Grupo Renault fatura € 40,9 bilhões em 2013, 0,5% mais do que 2012

Resultado se beneficiou pela política de preços e controle dos custos

Por REDAÇÃO AB
  • 13/02/2014 - 18:26
  • | Atualizado há 2 months
  • um minuto de leitura
    O faturamento do Grupo Renault apresentou leve alta de 0,5% em 2013 quando comparado com o ano anterior, para um total de € 40,9 bilhões. Graças a um aumento nos emplacamentos e apesar de um forte efeito negativo das taxas de câmbio, o resultado se beneficiou pela política de preços e controle dos custos, ressalta a companhia em comunicado divulgado na quinta-feira, 13. Da receita total, € 38,7 bilhões foram provenientes da divisão automotiva, crescimento de 0,4% no mesmo comparativo.

    A margem operacional do grupo chegou a € 1,24 bilhão em 2013 contra os € 782 milhões em 2012, o que representou 3% do faturamento, enquanto o lucro operacional da divisão automotiva aumentou de € 461 milhões para € 495 milhões, chegando a 1,3% do faturamento. Contudo, o lucro líquido sofreu forte queda de 59%, passando de € 1,7 bilhão em 2012 para € 695 milhões em 2013. A contribuição das empresas associadas, especialmente a Nissan, ficou em € 1,44 bilhão em 2013 contra € 1,47 bilhão em 2012 (quando incluía a contribuição da AB Volvo até setembro daquele ano).

    “O comprometimento de todos os colaboradores da Renault permitiu que o grupo cumprisse com seus objetivos de 2013, em um ambiente pouco favorável. Graças a este resultado, o grupo pode se manter confiante na segunda parte de seu planejamento estratégico”, declarou Carlos Ghosn, presidente e CEO do Grupo Renault.

    As vendas da marca subiram 3,1% no ano passado, para volume recorde de 2,62 milhões de unidades.
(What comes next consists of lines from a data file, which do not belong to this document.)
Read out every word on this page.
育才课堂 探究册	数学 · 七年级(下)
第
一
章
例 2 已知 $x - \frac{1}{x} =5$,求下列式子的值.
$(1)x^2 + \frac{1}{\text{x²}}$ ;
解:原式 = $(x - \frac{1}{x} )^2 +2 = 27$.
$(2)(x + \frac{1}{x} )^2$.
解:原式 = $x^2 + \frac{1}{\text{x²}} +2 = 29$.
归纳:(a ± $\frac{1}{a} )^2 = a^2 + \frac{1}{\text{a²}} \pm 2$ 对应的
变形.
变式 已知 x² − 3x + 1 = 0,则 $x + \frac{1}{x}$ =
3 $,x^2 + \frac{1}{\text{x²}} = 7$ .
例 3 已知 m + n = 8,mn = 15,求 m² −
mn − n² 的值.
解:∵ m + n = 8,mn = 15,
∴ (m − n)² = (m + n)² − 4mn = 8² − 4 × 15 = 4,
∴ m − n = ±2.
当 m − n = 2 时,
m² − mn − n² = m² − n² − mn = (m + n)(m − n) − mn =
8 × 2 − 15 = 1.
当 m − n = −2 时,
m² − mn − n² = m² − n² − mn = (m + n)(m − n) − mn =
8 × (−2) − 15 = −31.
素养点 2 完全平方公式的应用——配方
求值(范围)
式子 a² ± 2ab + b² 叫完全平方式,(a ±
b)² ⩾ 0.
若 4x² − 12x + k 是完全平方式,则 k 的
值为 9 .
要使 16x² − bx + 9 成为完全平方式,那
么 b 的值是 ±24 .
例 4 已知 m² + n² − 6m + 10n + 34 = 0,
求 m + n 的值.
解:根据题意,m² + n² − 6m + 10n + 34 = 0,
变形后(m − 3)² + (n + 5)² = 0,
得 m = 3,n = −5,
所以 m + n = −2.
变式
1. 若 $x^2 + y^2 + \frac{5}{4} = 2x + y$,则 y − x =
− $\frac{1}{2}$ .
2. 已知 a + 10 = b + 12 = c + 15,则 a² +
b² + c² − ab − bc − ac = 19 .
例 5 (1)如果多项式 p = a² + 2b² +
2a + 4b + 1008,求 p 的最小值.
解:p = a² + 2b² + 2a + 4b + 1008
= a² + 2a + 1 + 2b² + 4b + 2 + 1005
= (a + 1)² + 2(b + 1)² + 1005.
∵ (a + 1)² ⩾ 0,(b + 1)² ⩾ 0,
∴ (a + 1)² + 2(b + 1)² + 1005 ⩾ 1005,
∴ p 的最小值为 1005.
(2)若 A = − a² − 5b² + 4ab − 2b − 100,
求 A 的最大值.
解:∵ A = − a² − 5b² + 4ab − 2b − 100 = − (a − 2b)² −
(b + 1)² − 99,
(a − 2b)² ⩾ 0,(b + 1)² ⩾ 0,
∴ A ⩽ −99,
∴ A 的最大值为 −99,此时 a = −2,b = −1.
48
Metade das vendas da Renault foram feitas fora da Europa. A companhia registrou resultado positivo em quase todas as principais regiões do mundo, exceto pela Ásia-Pacífico, onde os negócios recuaram 7,4%, enquanto subiram 2,4% na Europa, 3,6% na América Latina e 7,8% na África e Oriente Médio. A empresa destaca seu desempenho em países importantes, como Brasil e Rússia, cuja participação no mercado de automóveis e comerciais leves chegou a 6,6% e 7,6%, respectivamente.

    Para 2014, o Grupo Renault prevê estabilidade nos mercados da Europa ao mesmo tempo em que deve manter o crescimento nos países emergentes, sempre liderados pela China. Entre as metas estabelecidas para o ano, estão o aumento dos emplacamentos e do faturamento e melhora da margem operacional em valor do grupo e da divisão automotiva.